On Aug. 18, NASA announced that a proposed space mission called STAR-X had been selected for further study. The study team has been awarded $3 million to further their work and one of Penn State’s own is on that team: Niel Brandt, the Verne M. Willaman Professor of Astronomy and Astrophysics. Now the team has nine months “to prove to NASA that we can actually execute this mission as planned,” according to Brandt.
“One of the ways this mission is fundamentally different than many previous x-ray missions,” said Brandt, “is that … it has been optimized … to [provide] a good imaging quality on average across a large field of view.”
The purpose of the mission is to make observations of extreme events in the universe that generate high-energy electromagnetic signals like x-rays and ultraviolet light.
In addition, “… [this mission] will repeatedly observe particular areas of sky that we already have studied… in other wavelengths. And we will conduct much better x-ray observations over those areas of sky,” said Brandt.
As Brandt noted, “This is something that has been a many-year endeavor … We have proposed this mission previously… and did not win.” Still, NASA originally recognized that STAR-X was a good concept despite some weaknesses.
Brandt said, “People worked for many additional years and we addressed all those weak points.” Each of the institutions involved, including Penn State, put in decades of extra research to build capabilities in specific disciplines to make a successful mission. They then resubmitted their proposal in December 2021 and it was accepted.
Why Penn State? This research is being done at Penn State for two reasons: experience and connections. Brandt said, “My main job for the past 25 years has been the analysis and interpretation of data from x-ray satellite missions.” Brandt has been a PI for the Chandra X-ray Observatory. He has worked with at least two of the STAR-X team members since 2000. That includes Ann Hornschemeier, the deputy PI of the STAR-X mission and lab chief for X-ray Astrophysics at Goddard. Hornschemeier earned a PhD in astronomy and astrophysics at Penn State, mentored by Brandt, in 2002.

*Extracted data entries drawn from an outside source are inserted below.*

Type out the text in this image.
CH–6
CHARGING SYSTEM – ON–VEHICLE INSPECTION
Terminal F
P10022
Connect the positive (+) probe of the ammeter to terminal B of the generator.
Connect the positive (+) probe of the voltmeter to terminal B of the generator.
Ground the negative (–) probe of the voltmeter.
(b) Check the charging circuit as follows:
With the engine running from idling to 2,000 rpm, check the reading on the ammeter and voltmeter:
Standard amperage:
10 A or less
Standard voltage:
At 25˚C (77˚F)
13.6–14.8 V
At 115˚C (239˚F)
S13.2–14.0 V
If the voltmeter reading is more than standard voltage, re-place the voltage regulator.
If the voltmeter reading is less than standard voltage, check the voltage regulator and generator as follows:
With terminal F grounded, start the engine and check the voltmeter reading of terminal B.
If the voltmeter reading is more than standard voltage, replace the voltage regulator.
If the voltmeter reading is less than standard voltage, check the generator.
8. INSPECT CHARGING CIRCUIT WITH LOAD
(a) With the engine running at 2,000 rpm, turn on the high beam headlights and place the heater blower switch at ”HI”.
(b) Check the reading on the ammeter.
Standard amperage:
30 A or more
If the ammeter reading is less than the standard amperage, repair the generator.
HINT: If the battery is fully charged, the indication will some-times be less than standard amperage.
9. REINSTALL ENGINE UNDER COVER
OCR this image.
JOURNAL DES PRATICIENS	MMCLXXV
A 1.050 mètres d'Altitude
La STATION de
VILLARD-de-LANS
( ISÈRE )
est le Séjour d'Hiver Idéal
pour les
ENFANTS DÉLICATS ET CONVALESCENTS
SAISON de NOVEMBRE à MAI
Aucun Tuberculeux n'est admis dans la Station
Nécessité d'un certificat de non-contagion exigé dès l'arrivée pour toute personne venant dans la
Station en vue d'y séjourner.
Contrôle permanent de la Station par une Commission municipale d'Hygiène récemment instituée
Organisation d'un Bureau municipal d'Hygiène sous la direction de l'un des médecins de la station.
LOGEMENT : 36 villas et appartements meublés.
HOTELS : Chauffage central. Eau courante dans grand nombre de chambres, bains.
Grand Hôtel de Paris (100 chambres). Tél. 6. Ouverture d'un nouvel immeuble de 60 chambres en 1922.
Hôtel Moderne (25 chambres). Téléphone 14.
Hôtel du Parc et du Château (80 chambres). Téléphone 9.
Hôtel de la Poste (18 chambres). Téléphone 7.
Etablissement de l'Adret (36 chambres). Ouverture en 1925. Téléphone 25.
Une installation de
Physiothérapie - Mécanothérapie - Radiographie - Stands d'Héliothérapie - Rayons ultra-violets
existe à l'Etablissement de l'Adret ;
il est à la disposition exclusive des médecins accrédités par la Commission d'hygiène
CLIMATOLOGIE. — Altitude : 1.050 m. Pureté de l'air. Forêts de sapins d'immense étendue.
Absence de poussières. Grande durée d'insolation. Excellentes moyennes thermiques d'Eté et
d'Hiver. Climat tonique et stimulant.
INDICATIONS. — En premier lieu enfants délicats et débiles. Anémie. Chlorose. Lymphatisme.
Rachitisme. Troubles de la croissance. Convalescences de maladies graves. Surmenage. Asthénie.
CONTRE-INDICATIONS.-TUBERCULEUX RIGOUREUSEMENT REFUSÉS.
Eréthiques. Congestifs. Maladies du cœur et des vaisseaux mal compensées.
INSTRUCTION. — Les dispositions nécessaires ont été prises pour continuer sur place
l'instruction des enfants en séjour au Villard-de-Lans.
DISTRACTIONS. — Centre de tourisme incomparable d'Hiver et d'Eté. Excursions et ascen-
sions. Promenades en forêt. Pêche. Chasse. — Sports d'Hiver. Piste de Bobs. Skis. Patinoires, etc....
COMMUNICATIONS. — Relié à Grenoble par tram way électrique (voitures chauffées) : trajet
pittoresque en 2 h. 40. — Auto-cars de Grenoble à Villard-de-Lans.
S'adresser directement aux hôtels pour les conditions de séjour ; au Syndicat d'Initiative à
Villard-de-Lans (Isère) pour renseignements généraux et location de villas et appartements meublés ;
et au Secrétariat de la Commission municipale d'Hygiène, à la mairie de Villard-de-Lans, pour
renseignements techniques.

“One of the ways this mission is fundamentally different than many previous x-ray missions,” said Brandt, “is that … it has been optimized … to [provide] a good imaging quality on average across a large field of view.” The STAR-X telescope will collect much larger samples of x-ray and UV sources across the universe and those samples will allow scientists to statistically characterize their sources, giving them a greater ability to test scientific hypotheses.
One area of research STAR-X intends to focus in on? The supermassive black holes at the center of many galaxies, also called active galactic nuclei.
Brandt said, “How can you learn about how black holes grow? Well, you have to observe the actual accretion process ... STAR-X, by catching examples of extreme accretion … can help us to understand how black holes have grown … and how these very massive black holes early in the history of the universe came to exist.”
The STAR-X space mission will result in a large volume of data becoming available to Penn State astronomers and astrophysicists. The mission has a “broad enough scope that many other people in the [astronomy and astrophysics] department could use the data from this mission for their own purposes,” said Brandt. Brandt also said if the mission is approved, he may be hiring people to analyze and interpret the data.
Now the team has nine months “to prove to NASA that we can actually execute this mission as planned,” according to Brandt.
STAR-X is a NASA Explorer mission. According to the NASA press release announcing the concept studies, “NASA Explorer missions conduct focused scientific investigations and develop instruments that fill scientific gaps between the agency’s larger space science missions.” If past and present involvement with NASA is any indication, Penn State will be contributing to these investigations for years to come.